Nov 182008
 
Le Genre urbain, ma librairie de proximité, a décidé de sortir de son thème de prédilection(*). Ce soir exit l’urbanisme, bienvenue à la colonisation. Benjamin Stora et Jean-François Klein présentaient un petit opus dédié aux mots de la colonisation française(**) rédigé par des universitaires certes mais à destination du grand public et des lycéens. Au total, 43 mots définis en quelques lignes – un vrai challenge tant dans la sélection que la définition pour couvrir un Empire immense qui couvrait des espaces et des situations aussi différentes que l’Indochine, l’Océanie, le Maghreb, l’Afrique sub-saharienne et Madagascar. Mais à quoi peut bien servir aujourd’hui de définir bled, brousse, chicotte, indigène, nègre, néocolonialisme, opium et otages ? Réponse des auteurs : favoriser l’analyse du discours en redonnant un sens aux mots, en réintroduisant la charge sémantique initiale. Nos universitaires constatent une inflation de thèses, d’ouvrages savants sous l’influence des post-colonial studies américaines qui interpelle la colonisation et la place au cœur de l’histoire française et non plus à sa périphérie. Une inflation universitaire peu favorable au grand public alors que pointe la demande croissante de la troisième génération de l’immigration, en quête de racines dans l’esclavage et la colonisation. Un phénomène qui donne lieu à une reconstruction de l’histoire en récits plus ou moins proches de la réalité. Un usage des mots qui n’est pas à l’abri d’une instrumentalisation politique.
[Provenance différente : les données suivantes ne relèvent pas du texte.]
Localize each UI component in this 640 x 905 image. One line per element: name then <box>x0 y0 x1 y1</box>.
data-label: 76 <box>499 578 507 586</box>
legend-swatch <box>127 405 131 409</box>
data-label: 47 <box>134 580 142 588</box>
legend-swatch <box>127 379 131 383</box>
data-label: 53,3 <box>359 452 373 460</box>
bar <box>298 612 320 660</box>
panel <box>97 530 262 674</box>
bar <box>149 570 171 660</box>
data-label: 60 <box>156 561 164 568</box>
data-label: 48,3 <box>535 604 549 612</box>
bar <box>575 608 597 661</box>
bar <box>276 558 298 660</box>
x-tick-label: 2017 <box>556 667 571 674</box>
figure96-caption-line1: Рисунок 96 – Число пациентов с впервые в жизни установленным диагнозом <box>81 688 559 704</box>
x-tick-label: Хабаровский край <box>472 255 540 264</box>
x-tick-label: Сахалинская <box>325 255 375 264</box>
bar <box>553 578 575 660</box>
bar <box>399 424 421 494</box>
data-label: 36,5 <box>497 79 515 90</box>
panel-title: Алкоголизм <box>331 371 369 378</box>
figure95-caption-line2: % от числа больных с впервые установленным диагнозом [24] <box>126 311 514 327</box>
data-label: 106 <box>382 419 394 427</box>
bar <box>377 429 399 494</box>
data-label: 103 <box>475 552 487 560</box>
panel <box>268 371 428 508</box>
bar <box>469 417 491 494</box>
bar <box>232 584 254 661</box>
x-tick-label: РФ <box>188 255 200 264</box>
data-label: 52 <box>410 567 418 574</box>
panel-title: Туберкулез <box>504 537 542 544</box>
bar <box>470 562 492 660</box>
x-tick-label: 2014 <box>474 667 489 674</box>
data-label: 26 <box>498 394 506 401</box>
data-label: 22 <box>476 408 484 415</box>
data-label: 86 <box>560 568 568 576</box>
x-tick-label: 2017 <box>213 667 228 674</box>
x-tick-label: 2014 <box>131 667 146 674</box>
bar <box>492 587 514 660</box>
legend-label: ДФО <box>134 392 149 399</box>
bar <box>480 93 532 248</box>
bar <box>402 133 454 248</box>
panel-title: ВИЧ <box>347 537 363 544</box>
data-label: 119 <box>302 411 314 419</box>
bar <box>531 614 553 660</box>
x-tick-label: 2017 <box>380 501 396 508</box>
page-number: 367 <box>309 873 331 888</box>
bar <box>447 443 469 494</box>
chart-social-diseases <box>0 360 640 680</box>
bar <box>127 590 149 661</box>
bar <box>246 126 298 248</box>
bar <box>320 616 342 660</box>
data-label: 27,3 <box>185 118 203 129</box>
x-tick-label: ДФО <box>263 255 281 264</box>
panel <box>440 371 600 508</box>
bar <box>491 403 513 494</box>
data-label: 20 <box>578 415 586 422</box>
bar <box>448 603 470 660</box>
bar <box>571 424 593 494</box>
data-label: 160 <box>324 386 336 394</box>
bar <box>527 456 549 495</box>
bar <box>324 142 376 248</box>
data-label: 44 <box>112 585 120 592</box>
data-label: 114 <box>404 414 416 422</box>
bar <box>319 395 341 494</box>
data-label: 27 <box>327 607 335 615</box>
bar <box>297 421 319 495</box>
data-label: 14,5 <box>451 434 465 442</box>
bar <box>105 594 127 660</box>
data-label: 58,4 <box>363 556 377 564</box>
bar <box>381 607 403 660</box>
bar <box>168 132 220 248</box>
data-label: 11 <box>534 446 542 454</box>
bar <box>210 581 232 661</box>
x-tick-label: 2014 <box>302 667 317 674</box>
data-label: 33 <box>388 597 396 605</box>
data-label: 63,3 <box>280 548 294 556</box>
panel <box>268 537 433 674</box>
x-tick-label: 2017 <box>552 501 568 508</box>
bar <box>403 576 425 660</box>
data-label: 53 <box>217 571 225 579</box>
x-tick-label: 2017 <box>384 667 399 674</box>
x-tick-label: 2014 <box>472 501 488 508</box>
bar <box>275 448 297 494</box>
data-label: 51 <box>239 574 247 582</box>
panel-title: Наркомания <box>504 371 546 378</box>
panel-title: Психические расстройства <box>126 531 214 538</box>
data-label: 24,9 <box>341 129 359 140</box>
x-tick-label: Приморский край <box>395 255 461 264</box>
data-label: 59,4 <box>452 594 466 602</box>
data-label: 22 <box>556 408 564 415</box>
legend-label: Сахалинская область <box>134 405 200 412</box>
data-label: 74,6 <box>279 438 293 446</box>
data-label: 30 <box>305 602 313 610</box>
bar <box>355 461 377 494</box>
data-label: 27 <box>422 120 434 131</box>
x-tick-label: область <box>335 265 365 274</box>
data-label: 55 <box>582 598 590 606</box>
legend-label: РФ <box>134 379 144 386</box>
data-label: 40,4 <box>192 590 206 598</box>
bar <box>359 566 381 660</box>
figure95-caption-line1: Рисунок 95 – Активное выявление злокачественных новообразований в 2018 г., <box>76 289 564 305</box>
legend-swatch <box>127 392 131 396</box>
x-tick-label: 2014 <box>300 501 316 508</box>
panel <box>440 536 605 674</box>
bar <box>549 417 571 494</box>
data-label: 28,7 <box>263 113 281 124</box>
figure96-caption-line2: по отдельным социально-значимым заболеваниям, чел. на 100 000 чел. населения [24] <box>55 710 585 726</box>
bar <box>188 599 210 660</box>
Par ailleurs Jean-François Klein s’inquiétait du peu d’études sur l’Indochine, alors que cette guerre a fait trois fois plus de morts français que l’Algérie. Pourquoi l’Indochine, Madagascar, l’Océanie ont disparu des mémoires ? Une question qui nécessite une recherche en creux pour interroger le regard.


(*) Librairie Le Genre Urbain, 30 rue de Belleville. Paris.
(**) Les mots de la colonisation, direction : Sophie Dulucq, Jean-François Klein, Benjamin Stora. Toulouse PU du Mirail, 2008, 127 pages.